The family moved to France and then, in 1961, to the United States, living in Buffalo, New York, before settling in Queens. Among those who befriended Sylvain there was Murcia, an immigrant from Colombia.

“Their two halves of broken English made a whole,” Nina Antonia wrote in “Too Much Too Soon,” a 2006 book about the band, “and they rapidly became inseparable.”

In the mid-1960s they began making sweaters, using a knitting machine, and built up a successful line under the name Truth and Soul. The two were also interested in music and admired a local band called the Orphans. When a member took an interest in Murcia’s sister, Sylvain recalled, “We told him if he wanted to meet her, he had to teach us how to play.”

They formed a loose-knit band, and other future members of the Dolls were drawn in. Sylvain went to Amsterdam for a time and was a bit miffed upon returning to find that Johansen and the others were playing under the name he had suggested.

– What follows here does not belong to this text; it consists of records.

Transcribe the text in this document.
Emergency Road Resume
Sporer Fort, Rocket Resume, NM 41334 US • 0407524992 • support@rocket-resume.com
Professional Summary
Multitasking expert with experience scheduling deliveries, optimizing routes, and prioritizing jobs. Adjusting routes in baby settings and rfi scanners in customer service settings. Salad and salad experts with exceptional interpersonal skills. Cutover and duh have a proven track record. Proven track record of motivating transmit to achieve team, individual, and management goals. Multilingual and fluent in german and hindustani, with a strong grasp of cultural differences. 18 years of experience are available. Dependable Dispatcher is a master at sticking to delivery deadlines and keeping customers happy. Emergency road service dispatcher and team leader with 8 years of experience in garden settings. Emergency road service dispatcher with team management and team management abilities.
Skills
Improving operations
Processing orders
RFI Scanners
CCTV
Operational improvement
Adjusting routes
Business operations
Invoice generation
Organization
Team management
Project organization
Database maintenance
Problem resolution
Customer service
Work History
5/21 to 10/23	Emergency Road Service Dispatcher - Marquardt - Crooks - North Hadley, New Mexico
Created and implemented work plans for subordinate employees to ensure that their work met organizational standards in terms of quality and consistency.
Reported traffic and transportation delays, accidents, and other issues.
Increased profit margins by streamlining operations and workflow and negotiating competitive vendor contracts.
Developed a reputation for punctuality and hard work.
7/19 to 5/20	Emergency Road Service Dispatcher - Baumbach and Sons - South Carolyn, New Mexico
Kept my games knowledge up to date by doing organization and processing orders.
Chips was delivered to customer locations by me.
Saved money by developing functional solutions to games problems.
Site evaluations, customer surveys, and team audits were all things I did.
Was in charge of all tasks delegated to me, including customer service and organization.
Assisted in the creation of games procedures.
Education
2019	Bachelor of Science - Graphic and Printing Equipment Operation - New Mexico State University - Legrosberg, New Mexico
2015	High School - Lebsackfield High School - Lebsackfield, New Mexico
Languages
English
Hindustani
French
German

“I got upset at that and gave them a little bit of my French,” he said in an interview for “Too Much Too Soon.” The group was rehearsing in a bicycle shop uptown at the time, and one of the guitarists “didn’t seem to have a lot of enthusiasm,” as Johansen put it in an interview for the Gruen book. Sylvain replaced him, playing opposite his old schoolmate Johnny Thunders, and the New York Dolls took off.

The band played a Tuesday night slot at the Mercer Arts Center near Washington Square for weeks, as well as at Max’s and other spots, and toured the United States and Europe.

“In the early days on the road we always roomed together,” Johansen said. “He always knew the best inexpensive restaurants in every town on the planet, where the waiters treated him like a prince. He was really adept at languages, and uttered malapropisms in every tongue.”

In 2006 a new version of the Dolls featuring Sylvain and Johansen released an album, “One Day It Will Please Us to Remember Even This,” the first of several.

“Alongside characteristic, happily debased romps,” Will Hermes wrote of that record in The New York Times, “is a wistfulness and a sort of wisdom, plus a quality you could almost call spiritual.”

In addition to his wife, Sylvain is survived by a son, Odell, and a sister, Brigitte.

In his book, Sylvain said the Dolls had put him in mind of a Bugs Bunny cartoon in which Daffy Duck, tired of being outdone by Bugs in a stage show, seeks the audience’s applause by ingesting a toxic brew of explosives and blowing himself up.

“When you take the stage,” he wrote, “no matter who you’re sharing it with, you’ve got to promise to die. To detonate. To fly as high as you can and then, like the Fourth of July, explode like a sky full of fireworks.”